A sweat test will generally follow these steps.
- A healthcare professional will apply an odorless chemical called pilocarpine to your forearm or leg, and they will place an electrode over it.
- A gentle electrical current is sent through the electrode to help the pilocarpine penetrate the skin. You may experience some warmth or tingling.
- After about 5 minutes, the electrode is removed, and sweat will be collected using a small piece of paper, gauze, or a plastic coil.
- Sweat is collected at this location over the next 30 minutes.
- The sweat sample is sent to a lab, and chloride levels are used to make a diagnosis.
- Under 30 millimoles per liter (mmol/L): CF is unlikely
- 30–59 mmol/L: Inconclusive; additional testing is needed
- 60 mmol/L and higher: A CF diagnosis can be made
Although sweat testing is possible in infants, not all babies make enough sweat for collection. This is why blood testing is the preferred screening tool for newborns.
If the IRT is elevated and the CFTR gene is present in blood samples, it doesn’t necessarily mean you or your baby have active CF.
There are 23 gene mutations that can cause disease. In most cases, you need to inherit a gene mutation from each parent to have CF. However, the presence of the CFTR gene from one parent alone may also cause the condition.
Positive blood tests will trigger additional testing to confirm that you either carry the CF gene or have active CF. Imaging studies like X-rays, sputum tests, and your doctor’s assessment of any symptoms you are having will also be factored into a diagnosis — or ruling CF out.
Does everyone who carries the cystic fibrosis gene have active disease?

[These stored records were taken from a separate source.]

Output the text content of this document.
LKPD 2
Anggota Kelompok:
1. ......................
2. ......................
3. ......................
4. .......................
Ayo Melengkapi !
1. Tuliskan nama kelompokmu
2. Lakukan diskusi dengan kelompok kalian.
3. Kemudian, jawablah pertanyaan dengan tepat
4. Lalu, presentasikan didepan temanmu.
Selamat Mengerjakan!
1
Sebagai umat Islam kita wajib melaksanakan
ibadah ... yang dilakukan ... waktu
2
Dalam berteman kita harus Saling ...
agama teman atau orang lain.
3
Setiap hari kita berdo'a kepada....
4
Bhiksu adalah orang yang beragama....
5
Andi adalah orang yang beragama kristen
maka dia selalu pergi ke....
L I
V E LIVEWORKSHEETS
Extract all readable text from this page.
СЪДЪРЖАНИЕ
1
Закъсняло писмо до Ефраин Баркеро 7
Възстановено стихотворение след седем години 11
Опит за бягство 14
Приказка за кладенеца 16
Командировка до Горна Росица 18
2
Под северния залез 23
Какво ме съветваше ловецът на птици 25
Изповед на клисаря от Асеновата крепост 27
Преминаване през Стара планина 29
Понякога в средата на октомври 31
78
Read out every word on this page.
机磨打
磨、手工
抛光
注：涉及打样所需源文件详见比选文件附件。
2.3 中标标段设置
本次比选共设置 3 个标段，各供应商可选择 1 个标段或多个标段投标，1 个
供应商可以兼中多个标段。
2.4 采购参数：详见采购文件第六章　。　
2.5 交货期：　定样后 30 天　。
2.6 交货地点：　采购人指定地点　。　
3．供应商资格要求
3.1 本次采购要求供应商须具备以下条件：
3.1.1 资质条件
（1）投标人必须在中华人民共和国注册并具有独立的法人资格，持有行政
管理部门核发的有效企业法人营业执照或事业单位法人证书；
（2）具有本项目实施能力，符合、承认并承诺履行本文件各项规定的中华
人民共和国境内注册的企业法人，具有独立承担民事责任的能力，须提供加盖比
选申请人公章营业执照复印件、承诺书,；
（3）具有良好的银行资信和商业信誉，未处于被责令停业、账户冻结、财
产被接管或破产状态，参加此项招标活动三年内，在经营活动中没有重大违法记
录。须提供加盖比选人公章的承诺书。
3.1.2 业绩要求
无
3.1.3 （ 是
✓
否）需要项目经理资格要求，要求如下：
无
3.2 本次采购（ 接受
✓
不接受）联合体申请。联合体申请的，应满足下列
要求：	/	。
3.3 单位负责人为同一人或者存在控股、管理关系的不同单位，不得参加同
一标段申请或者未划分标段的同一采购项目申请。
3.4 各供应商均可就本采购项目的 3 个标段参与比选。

No. Some people who carry genetic mutations common in people with CF are only carriers of the disease and don’t develop any symptoms.
If you and your partner both carry genes for cystic fibrosis, will your baby definitely develop the disease?
If both you and your partner carry the CF gene, your baby has a 25% risk of having CF.
Can your baby have cystic fibrosis without either parent being a carrier?
Testing is not perfect, and while you or your partner may not have been identified as carriers of the genetic mutations that cause CF, it is possible for parents with negative genetic screenings to have a child with the CF gene mutation.
CF is caused by a genetic mutation that is usually passed through families. Most people who develop symptoms of the condition inherit a genetic mutation for CF from each parent.
Genetic screening can be done on adults with sweat or blood testing. Blood testing with a tiny prick on a baby’s heel just days after birth is the most common test for newborns.
Many states require CF testing as part of newborn health screenings, but even the presence of a gene mutation doesn’t mean your baby will ever develop an active form of CF.